Tangis Ana lagi-lagi pecah melihat tubuh Lauren yang di pasangi berbagai macam alat medis, berkali-kali ia memohon pada Tuhan agar diberi kesempatan untuk membahagiakan Lauren tapi tetap saja Lauren belum sadarkan diri.
Tuhan, serumit ini kah jalan hidup Sea? Sea cuma mau mama, Sea masih butuh mama Tuhan pasti tau seberapa besar Sea sayang sama mama tapi kenapa? Kenapa cobaannya seberat ini? Kenapa gak Sea aja yang ada diposisi mama! Ana membatin dalam hatinya.
Suara pintu membuat Ana menyudahi tangisannya, ia melihat siapa yang datang dan rasanya seperti tersambar petir di tengah hari bolong yang di takutkan justru datang.
Alen dengan tatapan tajamnya menatap kearah Ana seperti siap untuk membunuh dirinya, Ana benar - benar tidak tau harus bagaimana jika sudah begini.
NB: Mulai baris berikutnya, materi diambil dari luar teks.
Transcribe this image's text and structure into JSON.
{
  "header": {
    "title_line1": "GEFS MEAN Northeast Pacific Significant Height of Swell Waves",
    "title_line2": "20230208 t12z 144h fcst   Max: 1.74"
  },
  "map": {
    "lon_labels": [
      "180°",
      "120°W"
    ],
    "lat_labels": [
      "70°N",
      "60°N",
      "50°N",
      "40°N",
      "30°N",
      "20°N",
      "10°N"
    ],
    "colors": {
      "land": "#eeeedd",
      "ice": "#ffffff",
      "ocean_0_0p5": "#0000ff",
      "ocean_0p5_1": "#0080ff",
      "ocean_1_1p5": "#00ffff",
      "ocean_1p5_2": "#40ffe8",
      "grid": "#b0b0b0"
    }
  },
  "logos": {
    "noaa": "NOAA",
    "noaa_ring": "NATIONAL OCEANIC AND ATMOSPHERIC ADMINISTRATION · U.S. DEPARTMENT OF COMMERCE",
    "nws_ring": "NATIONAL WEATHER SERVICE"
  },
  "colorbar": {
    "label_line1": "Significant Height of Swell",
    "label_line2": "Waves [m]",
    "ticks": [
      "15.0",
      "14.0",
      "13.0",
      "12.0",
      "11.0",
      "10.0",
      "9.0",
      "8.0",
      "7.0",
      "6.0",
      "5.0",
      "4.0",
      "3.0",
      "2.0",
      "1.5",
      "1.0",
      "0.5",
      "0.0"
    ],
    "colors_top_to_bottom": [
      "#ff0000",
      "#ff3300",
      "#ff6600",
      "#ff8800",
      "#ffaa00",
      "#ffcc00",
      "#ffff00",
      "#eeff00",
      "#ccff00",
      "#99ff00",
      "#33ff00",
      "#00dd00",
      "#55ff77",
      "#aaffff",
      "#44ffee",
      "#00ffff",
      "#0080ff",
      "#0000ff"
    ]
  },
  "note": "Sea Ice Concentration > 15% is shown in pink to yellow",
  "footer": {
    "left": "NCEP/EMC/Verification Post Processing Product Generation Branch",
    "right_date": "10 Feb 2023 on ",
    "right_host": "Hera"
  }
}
"Harusnya gue tau, dari awal lo emang pembawa sial di keluarga ini! Lo gak becus jagain mama! Dan lihat? Ini! Ini semua karena ulah lo!" Ucap Alen penuh kebencian di setiap kata yang dilontarkannya.
"I...ini kecelakaan bang, Sea juga gak tau kalau bakal kayak gini." Balas Ana gugup sembari menahan rasa takutnya.
Alen berjalan mendekati Ana dengan sigap tangannya melayang bebas di udara hingga suara tamparan terdengar keras di ruangan yang sedang sepi itu.
Plak
"Lo pantes dapetin itu." Ujar Alen.
Ana merasakan pipinya panas, air matanya yang baru saja berhenti kini sudah terjun bebas lagi menjelajahi permukaan pipinya yang sudah memerah itu, ia memilih untuk menghampiri Lauren kemudian berbisik padanya karena katanya orang yang sedang koma tetap bisa mendengar apa yang di bicarakan orang lain padanya.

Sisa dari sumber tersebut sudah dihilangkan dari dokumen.